Case Comprehensive Cancer Center-led research has potential for development of new cancer treatment targets.
Research published in Science Signaling identifies new ways that telomeres regulate the aggressiveness and survival of tumors, making them potentially vulnerable therapeutic targets for killing cancer. The discovery was made by a team of researchers at Case Comprehensive Cancer Center and Case Western Reserve School of Medicine while studying how cancer cells switch telomere regulation and maintenance mechanisms during disease development and response to therapy.
Telomeres are the ends of chromosomes made of non-coding DNA. When normal cells divide, their telomeres become shorter until the cell can no longer divide. However, cancer cells can keep their telomeres long, extending their life indefinitely by activating one of two processes, either telomerase or the Alternative Lengthening of Telomeres (ALT) pathway.
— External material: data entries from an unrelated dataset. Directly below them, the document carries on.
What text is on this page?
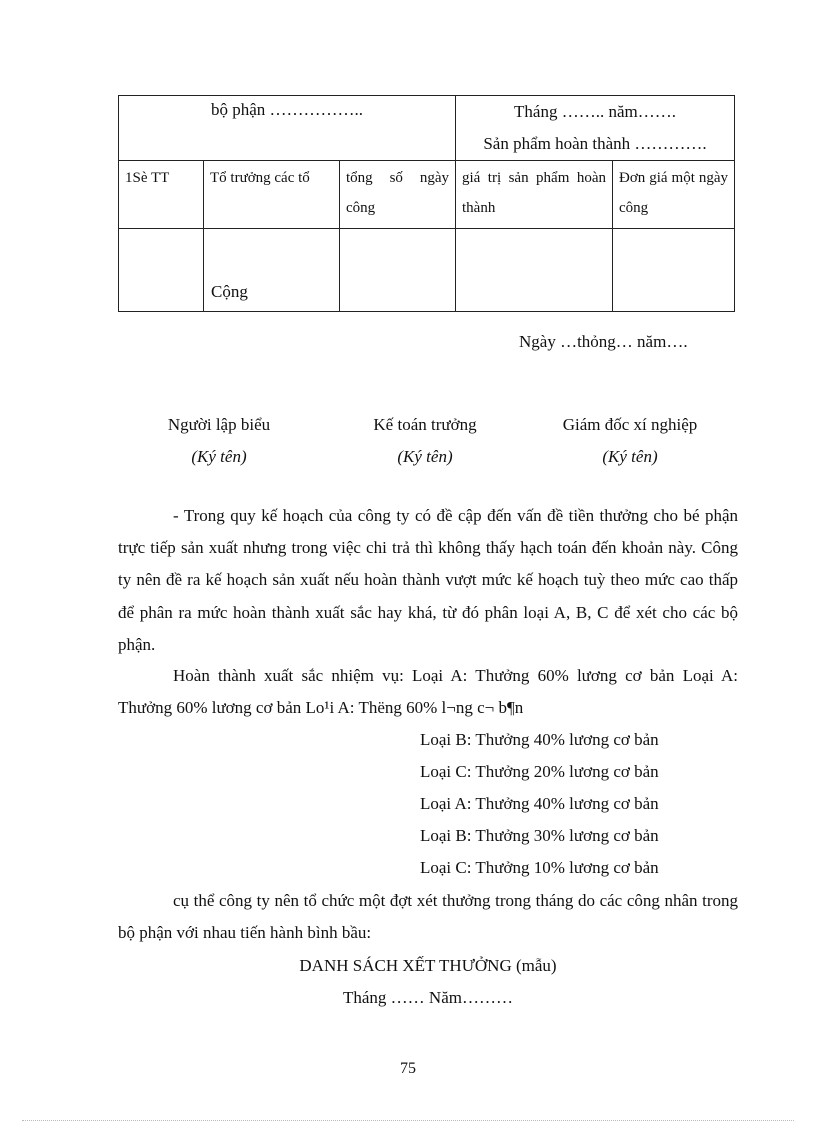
bộ phận ……………..			Tháng …….. năm…….
Sản phẩm hoàn thành ………….	

1Sè TT	Tổ trưởng các tổ	tổng số ngày công	giá trị sản phẩm hoàn thành	Đơn giá một ngày công

	Cộng			

Ngày …thỏng… năm….
Người lập biểu
(Ký tên)
Kế toán trưởng
(Ký tên)
Giám đốc xí nghiệp
(Ký tên)

- Trong quy kế hoạch của công ty có đề cập đến vấn đề tiền thưởng cho bé phận trực tiếp sản xuất nhưng trong việc chi trả thì không thấy hạch toán đến khoản này. Công ty nên đề ra kế hoạch sản xuất nếu hoàn thành vượt mức kế hoạch tuỳ theo mức cao thấp để phân ra mức hoàn thành xuất sắc hay khá, từ đó phân loại A, B, C để xét cho các bộ phận.

Hoàn thành xuất sắc nhiệm vụ: Loại A: Thưởng 60% lương cơ bản Loại A: Thưởng 60% lương cơ bản Lo¹i A: Thëng 60% l¬ng c¬ b¶n

Loại B: Thưởng 40% lương cơ bản
Loại C: Thưởng 20% lương cơ bản
Loại A: Thưởng 40% lương cơ bản
Loại B: Thưởng 30% lương cơ bản
Loại C: Thưởng 10% lương cơ bản

cụ thể công ty nên tổ chức một đợt xét thưởng trong tháng do các công nhân trong bộ phận với nhau tiến hành bình bầu:

DANH SÁCH XẾT THƯỞNG (mẫu)
Tháng …… Năm………
75
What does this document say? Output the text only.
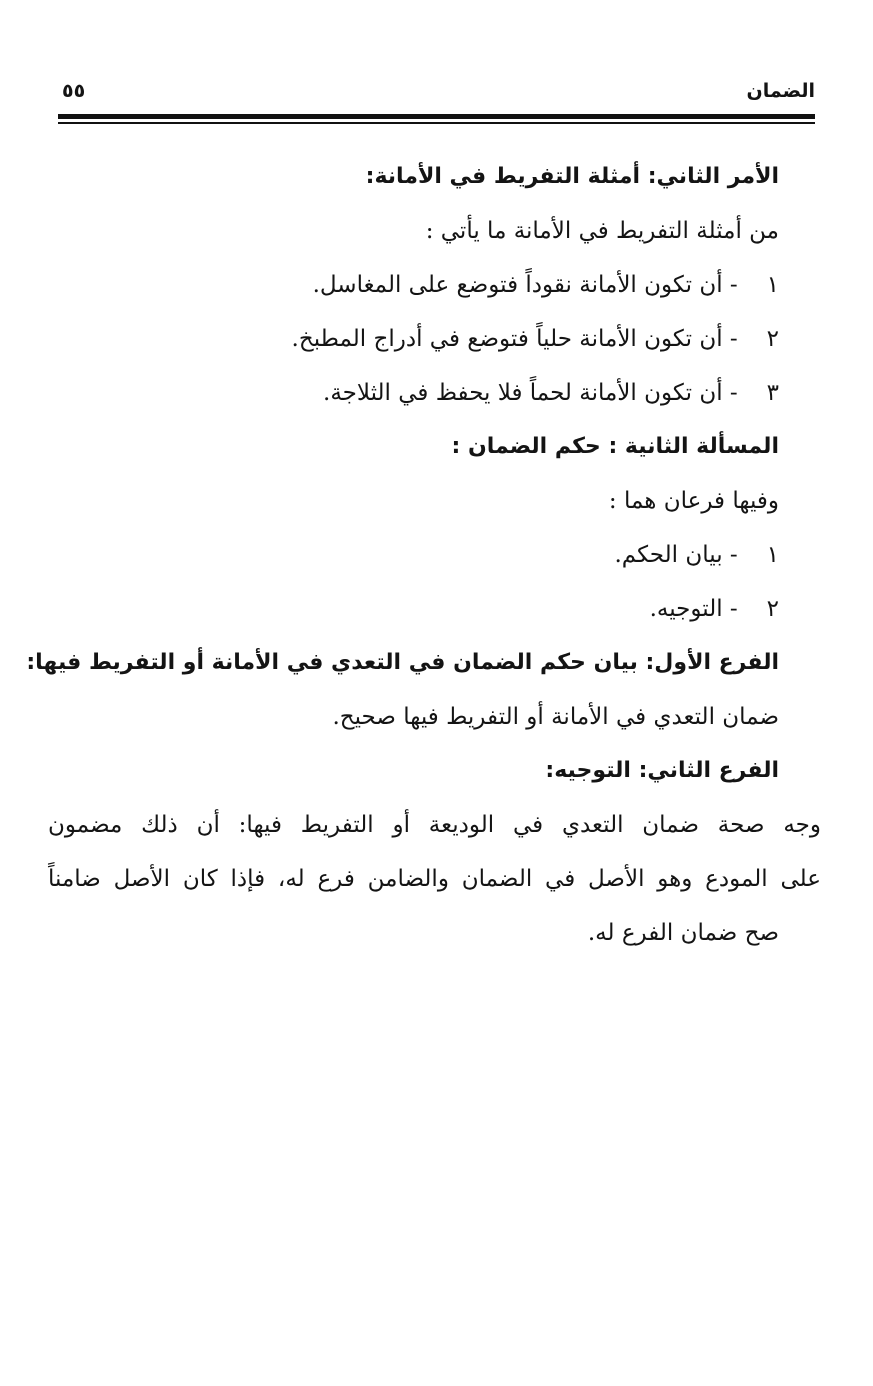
الضمان
٥٥
الأمر الثاني: أمثلة التفريط في الأمانة:
من أمثلة التفريط في الأمانة ما يأتي :
١ - أن تكون الأمانة نقوداً فتوضع على المغاسل.
٢ - أن تكون الأمانة حلياً فتوضع في أدراج المطبخ.
٣ - أن تكون الأمانة لحماً فلا يحفظ في الثلاجة.
المسألة الثانية : حكم الضمان :
وفيها فرعان هما :
١ - بيان الحكم.
٢ - التوجيه.
الفرع الأول: بيان حكم الضمان في التعدي في الأمانة أو التفريط فيها:
ضمان التعدي في الأمانة أو التفريط فيها صحيح.
الفرع الثاني: التوجيه:
وجه صحة ضمان التعدي في الوديعة أو التفريط فيها: أن ذلك مضمون
على المودع وهو الأصل في الضمان والضامن فرع له، فإذا كان الأصل ضامناً
صح ضمان الفرع له.
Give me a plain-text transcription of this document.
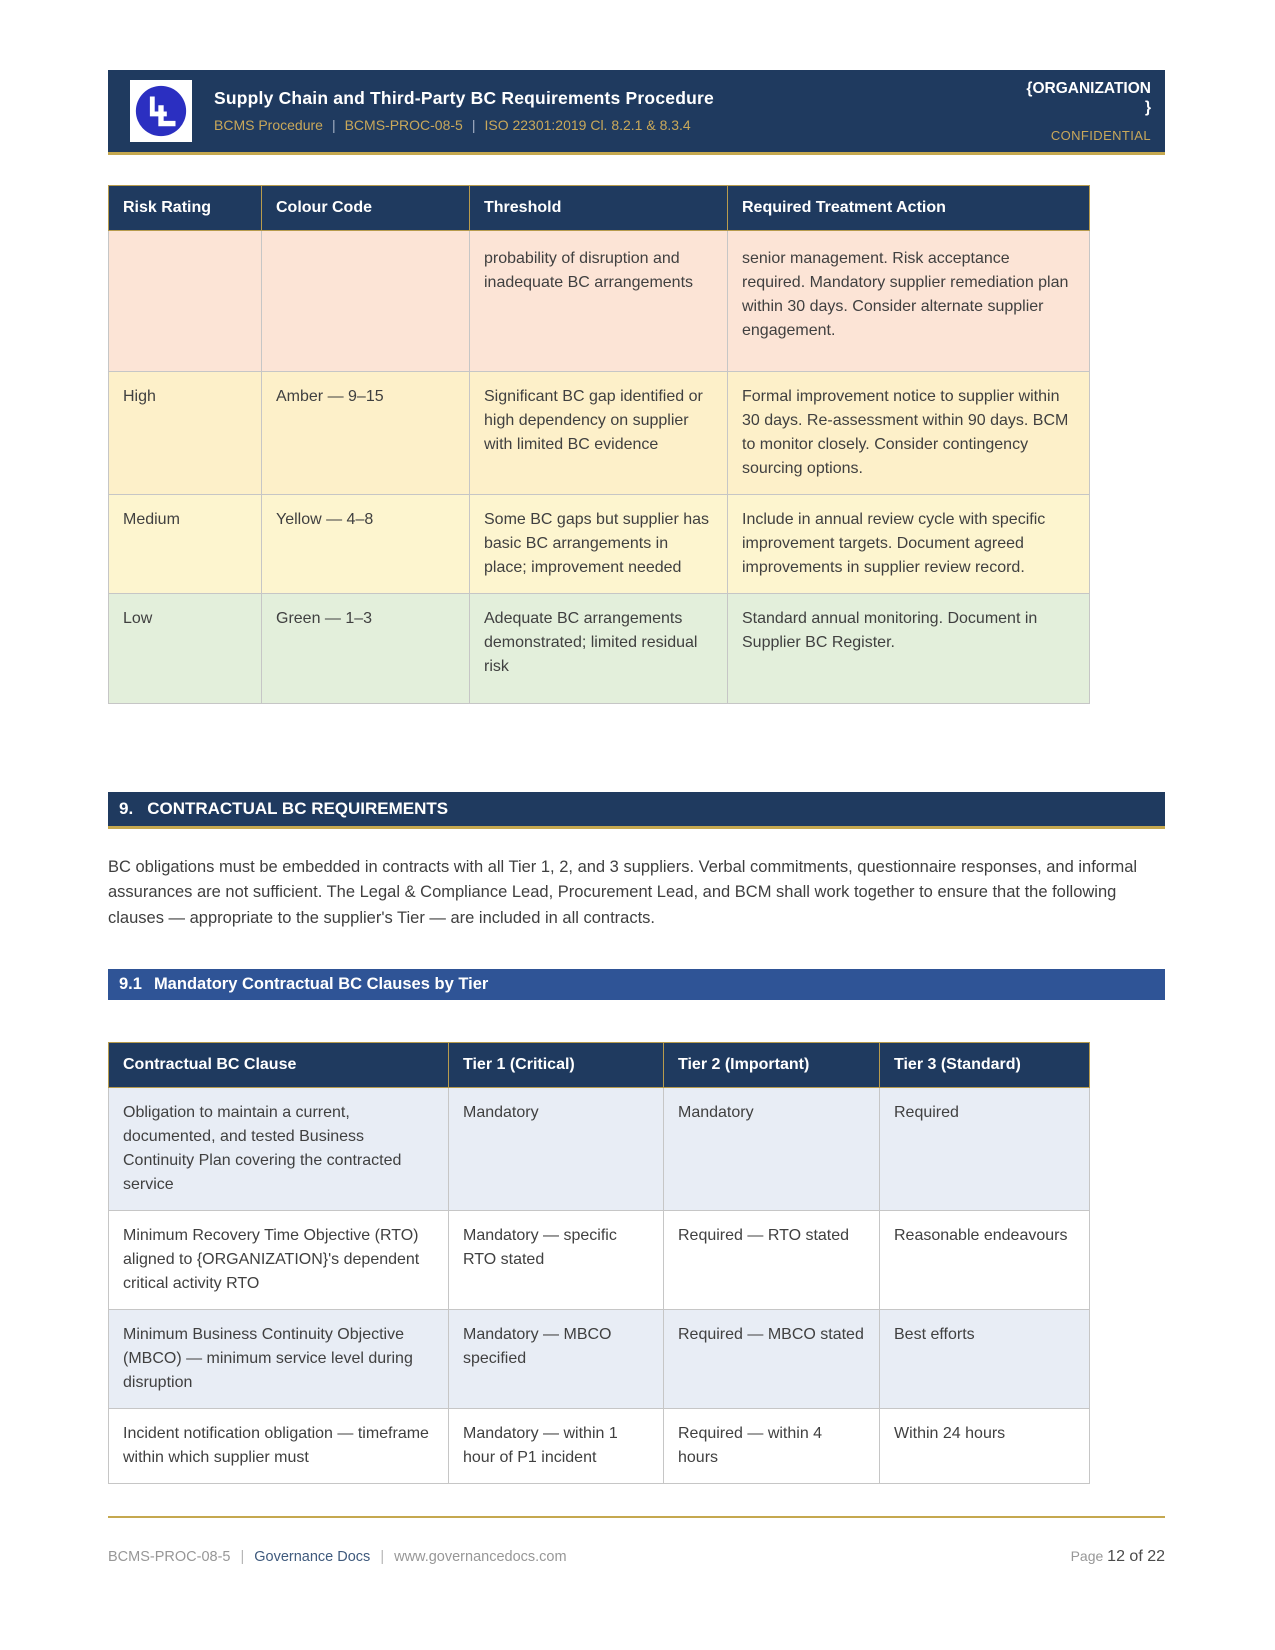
Supply Chain and Third-Party BC Requirements Procedure
BCMS Procedure | BCMS-PROC-08-5 | ISO 22301:2019 Cl. 8.2.1 & 8.3.4
{ORGANIZATION
}
CONFIDENTIAL
Risk Rating	Colour Code	Threshold	Required Treatment Action
		probability of disruption and inadequate BC arrangements	senior management. Risk acceptance required. Mandatory supplier remediation plan within 30 days. Consider alternate supplier engagement.
High	Amber — 9–15	Significant BC gap identified or high dependency on supplier with limited BC evidence	Formal improvement notice to supplier within 30 days. Re-assessment within 90 days. BCM to monitor closely. Consider contingency sourcing options.
Medium	Yellow — 4–8	Some BC gaps but supplier has basic BC arrangements in place; improvement needed	Include in annual review cycle with specific improvement targets. Document agreed improvements in supplier review record.
Low	Green — 1–3	Adequate BC arrangements demonstrated; limited residual risk	Standard annual monitoring. Document in Supplier BC Register.
9. CONTRACTUAL BC REQUIREMENTS

BC obligations must be embedded in contracts with all Tier 1, 2, and 3 suppliers. Verbal commitments, questionnaire responses, and informal assurances are not sufficient. The Legal & Compliance Lead, Procurement Lead, and BCM shall work together to ensure that the following clauses — appropriate to the supplier's Tier — are included in all contracts.

9.1 Mandatory Contractual BC Clauses by Tier
Contractual BC Clause	Tier 1 (Critical)	Tier 2 (Important)	Tier 3 (Standard)
Obligation to maintain a current, documented, and tested Business Continuity Plan covering the contracted service	Mandatory	Mandatory	Required
Minimum Recovery Time Objective (RTO) aligned to {ORGANIZATION}'s dependent critical activity RTO	Mandatory — specific RTO stated	Required — RTO stated	Reasonable endeavours
Minimum Business Continuity Objective (MBCO) — minimum service level during disruption	Mandatory — MBCO specified	Required — MBCO stated	Best efforts
Incident notification obligation — timeframe within which supplier must	Mandatory — within 1 hour of P1 incident	Required — within 4 hours	Within 24 hours
BCMS-PROC-08-5 | Governance Docs | www.governancedocs.com	Page 12 of 22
The team, led by William Schiemann, the Goodman-Blum Professor in Cancer Research, delineated a pathway by which ALT is regulated—a mechanism that has not been well understood before. In addition, the team discovered the machinery that regulates ALT not only oversees telomere length but also functions in the cytoplasm to regulate signaling pathways associated with disease progression, cancer stem cells and chemoresistance. Their findings lead them to believe it is possible to target these new pathways to alleviate different cancers.
“This may be a unique opportunity to treat a tumor one way based on its predominant maintenance mechanism, knowing that when they develop resistance and flip to the other maintenance mechanism that we’ll be able to hit them with the highly effective treatment,” said Schiemann.
Though the research is still in the lab investigation stage, in the future, Schiemann said he would like to move to a proof-of-concept phase one clinical trial to test the patient’s sensitivity to these inhibitors. Ideally, Schiemann said that therapeutic targeting of telomere maintenance mechanisms, particularly in adjuvant settings, has the potential to eliminate disease recurrence and metastatic relapse.
Co-authors on the paper include Case Comprehensive Cancer Center members Masaru Miyagi, Jacob G. Scott and Derek J. Taylor; and trainees Nathaniel J. Robinson and Jessica A. Scarborough.